“Early Case Assessment” is a broad term used in e-discovery today. Depending upon who you talk to, it could run the gamut of definitions. It could be anything from a report on how many emails were collected, to summary report that greatly aids in understanding the actual narrative of a case. Because price varies widely on “ECA” and your particular needs may vary, it is important to ensure that you are getting what you pay for and to understand some different categories of data evidence analysis.
Capabilities and Definitions (from simple to complex analysis):
- Data Size Analysis
This is simply providing reports of data size. Almost any collection, processing or review platform can provide some measure of this kind of analysis. Analysis of data size is often key to e-discovery cost prediction.
- Data and Metadata Statistical Analysis
The vast majority of “Early Case Assessment” tools are essentially providing graphs, grids and tables on statistics about discovered data. This information is provided with the goal of providing counsel with choices about how to cull and identify relevant documents. This information can be tremendously helpful, but it is somewhat of a misnomer to consider a graph of the dates of emails, or the percentage of documents that are PDFs or XLS files to be an assessment of the case.
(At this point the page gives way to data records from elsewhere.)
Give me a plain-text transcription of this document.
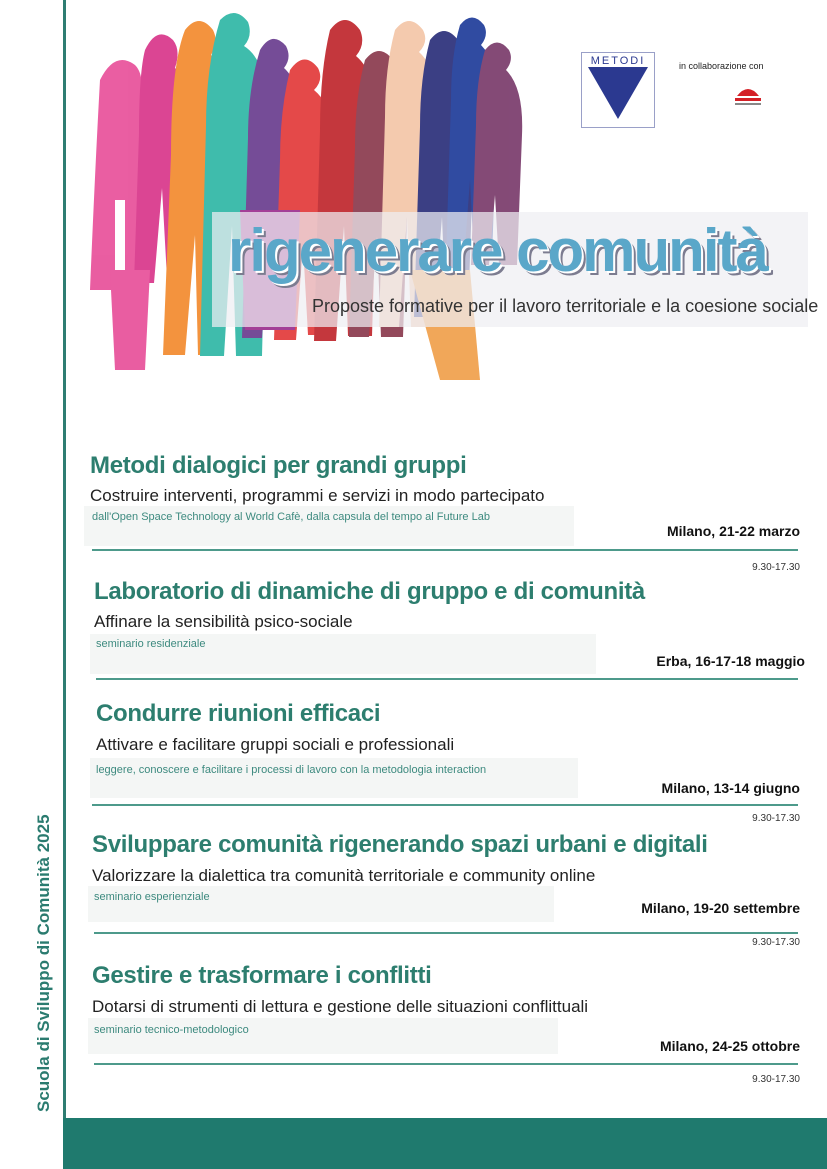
Scuola di Sviluppo di Comunità 2025
METODI	in collaborazione con
rigenerare comunità
Proposte formative per il lavoro territoriale e la coesione sociale
Metodi dialogici per grandi gruppi
Costruire interventi, programmi e servizi in modo partecipato
dall'Open Space Technology al World Cafè, dalla capsula del tempo al Future Lab
Milano, 21-22 marzo
9.30-17.30
Laboratorio di dinamiche di gruppo e di comunità
Affinare la sensibilità psico-sociale
seminario residenziale
Erba, 16-17-18 maggio
Condurre riunioni efficaci
Attivare e facilitare gruppi sociali e professionali
leggere, conoscere e facilitare i processi di lavoro con la metodologia interaction
Milano, 13-14 giugno
9.30-17.30
Sviluppare comunità rigenerando spazi urbani e digitali
Valorizzare la dialettica tra comunità territoriale e community online
seminario esperienziale
Milano, 19-20 settembre
9.30-17.30
Gestire e trasformare i conflitti
Dotarsi di strumenti di lettura e gestione delle situazioni conflittuali
seminario tecnico-metodologico
Milano, 24-25 ottobre
9.30-17.30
What we’re really looking at here is Early Data Analysis. How early and how detailed the information provided is varies depending upon the tool used and the manner in which the specialist uses them. Vendors vary in the skill and flexibility with which they provide these reports and allow them to be combined or pivoted.
- Standard Date Analysis
This subtype of metadata statistical analysis is so commonly displayed in histograms, that I feel it deserves its own section. This is the practice of graphing the date sent, received, modified, or another pertinent date in a histogram to look for spikes in activity. Because the volume of someone’s email or documents only shows activity level, it is more useful when cross-referenced with other types of culling or searching. Date analysis combined with search terms can provide better insight into the dates during which a certain topic was discussed. For instance, if we know the number of emails related to “let go” or “fire” have increased in the body of data, we may be able to zero in on the period of time where an employment dispute was brewing. Search terms, even when a thesaurus is applied, are precise and easily understood, but are still static instruments.
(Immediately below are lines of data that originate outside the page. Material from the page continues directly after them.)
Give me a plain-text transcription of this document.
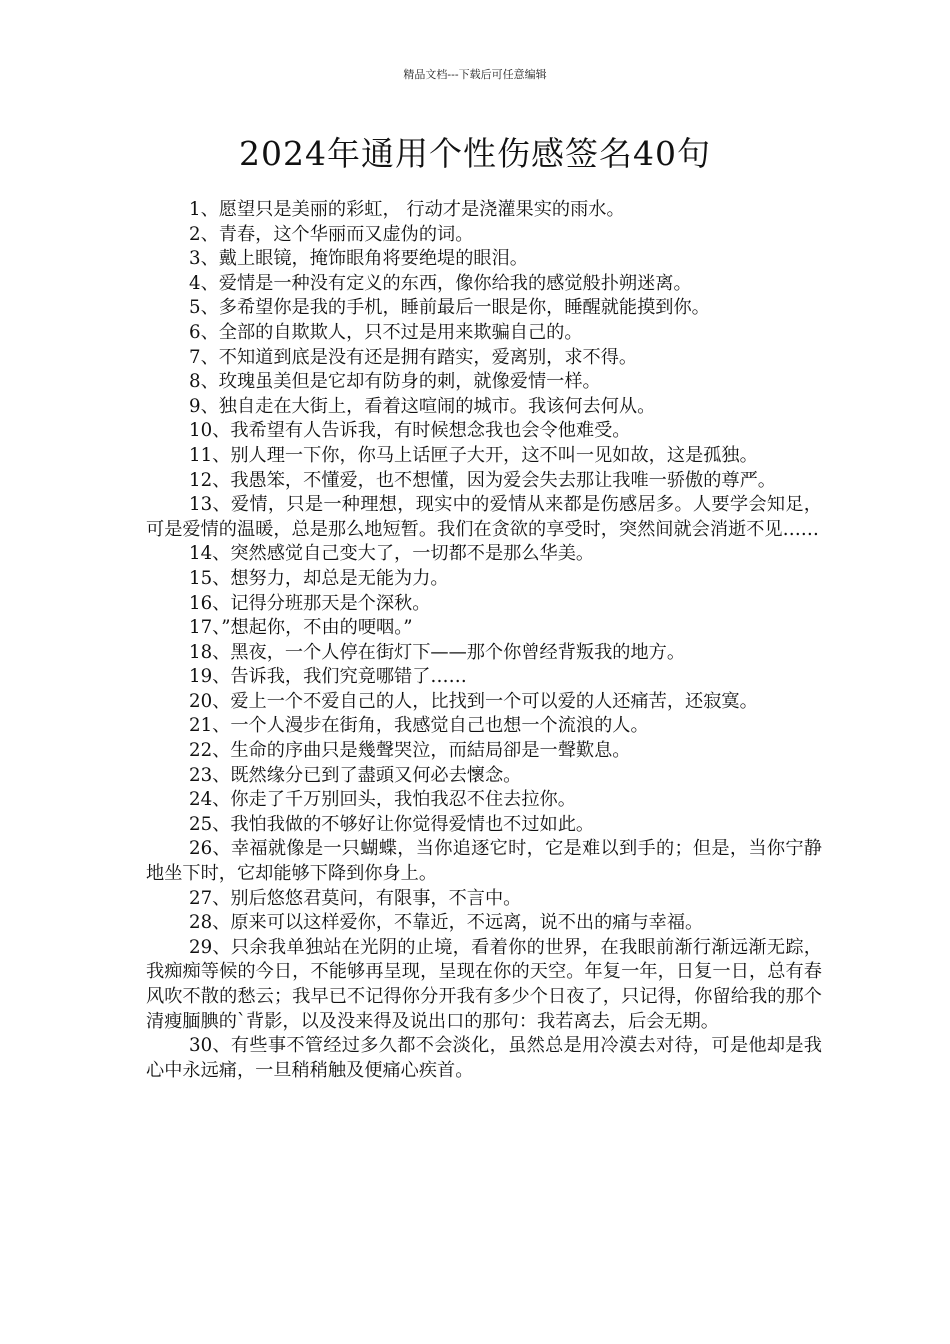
精品文档---下载后可任意编辑
2024年通用个性伤感签名40句

1、愿望只是美丽的彩虹， 行动才是浇灌果实的雨水。

2、青春，这个华丽而又虚伪的词。

3、戴上眼镜，掩饰眼角将要绝堤的眼泪。

4、爱情是一种没有定义的东西，像你给我的感觉般扑朔迷离。

5、多希望你是我的手机，睡前最后一眼是你，睡醒就能摸到你。

6、全部的自欺欺人，只不过是用来欺骗自己的。

7、不知道到底是没有还是拥有踏实，爱离别，求不得。

8、玫瑰虽美但是它却有防身的刺，就像爱情一样。

9、独自走在大街上，看着这喧闹的城市。我该何去何从。

10、我希望有人告诉我，有时候想念我也会令他难受。

11、别人理一下你，你马上话匣子大开，这不叫一见如故，这是孤独。

12、我愚笨，不懂爱，也不想懂，因为爱会失去那让我唯一骄傲的尊严。

13、爱情，只是一种理想，现实中的爱情从来都是伤感居多。人要学会知足，可是爱情的温暖，总是那么地短暂。我们在贪欲的享受时，突然间就会消逝不见……

14、突然感觉自己变大了，一切都不是那么华美。

15、想努力，却总是无能为力。

16、记得分班那天是个深秋。

17、”想起你，不由的哽咽。”

18、黑夜，一个人停在街灯下——那个你曾经背叛我的地方。

19、告诉我，我们究竟哪错了……

20、爱上一个不爱自己的人，比找到一个可以爱的人还痛苦，还寂寞。

21、一个人漫步在街角，我感觉自己也想一个流浪的人。

22、生命的序曲只是幾聲哭泣，而結局卻是一聲歎息。

23、既然缘分已到了盡頭又何必去懷念。

24、你走了千万别回头，我怕我忍不住去拉你。

25、我怕我做的不够好让你觉得爱情也不过如此。

26、幸福就像是一只蝴蝶，当你追逐它时，它是难以到手的；但是，当你宁静地坐下时，它却能够下降到你身上。

27、别后悠悠君莫问，有限事，不言中。

28、原来可以这样爱你，不靠近，不远离，说不出的痛与幸福。

29、只余我单独站在光阴的止境，看着你的世界，在我眼前渐行渐远渐无踪，我痴痴等候的今日，不能够再呈现，呈现在你的天空。年复一年，日复一日，总有春风吹不散的愁云；我早已不记得你分开我有多少个日夜了，只记得，你留给我的那个清瘦腼腆的`背影，以及没来得及说出口的那句：我若离去，后会无期。

30、有些事不管经过多久都不会淡化，虽然总是用冷漠去对待，可是他却是我心中永远痛，一旦稍稍触及便痛心疾首。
- Advanced Date Recognition
Dates come in many forms, and not just month/day/year versus year/month/day. In reality, people communicate time in a variety of ways that rely upon context. “I’ll see you tomorrow” means the date after today. “The first week in June” means a range of dates that depends upon year. Simply filtering on the dates of email can ignore important context from text of the email itself. Newer analytic tools do and must take this into account.
- Textual Analysis
Whether pulled directly from the files themselves, or lifted from images using Optical Character Recognition, many types of analysis can be run on text in a discovery collection. The most common type of textual analysis analyzes the relationships between words and other words and the documents in which they are found. In this way an text analysis engine that analyzes these relationships can then score the similarity of two documents based upon an algorithm. This algorithm takes into account the number of connections and the degrees of separations between them in aggregate between the two documents. In applying this scoring, one can calculate the similarity of a group of documents versus all other documents in a set of documents. The end result of all of this is that you can drop, say, a Wikipedia article on your subject matter into a search box, with no formatting or extra work necessary and instantly get a list of the highest scoring documents, which will tend to share the same text, but will also include documents that perhaps have completely different words, but are about the same thing. This kind of analysis is often the engine behind so-called predictive coding, which categorizes documents as highly similar to example documents that have been categorized a certain way by humans.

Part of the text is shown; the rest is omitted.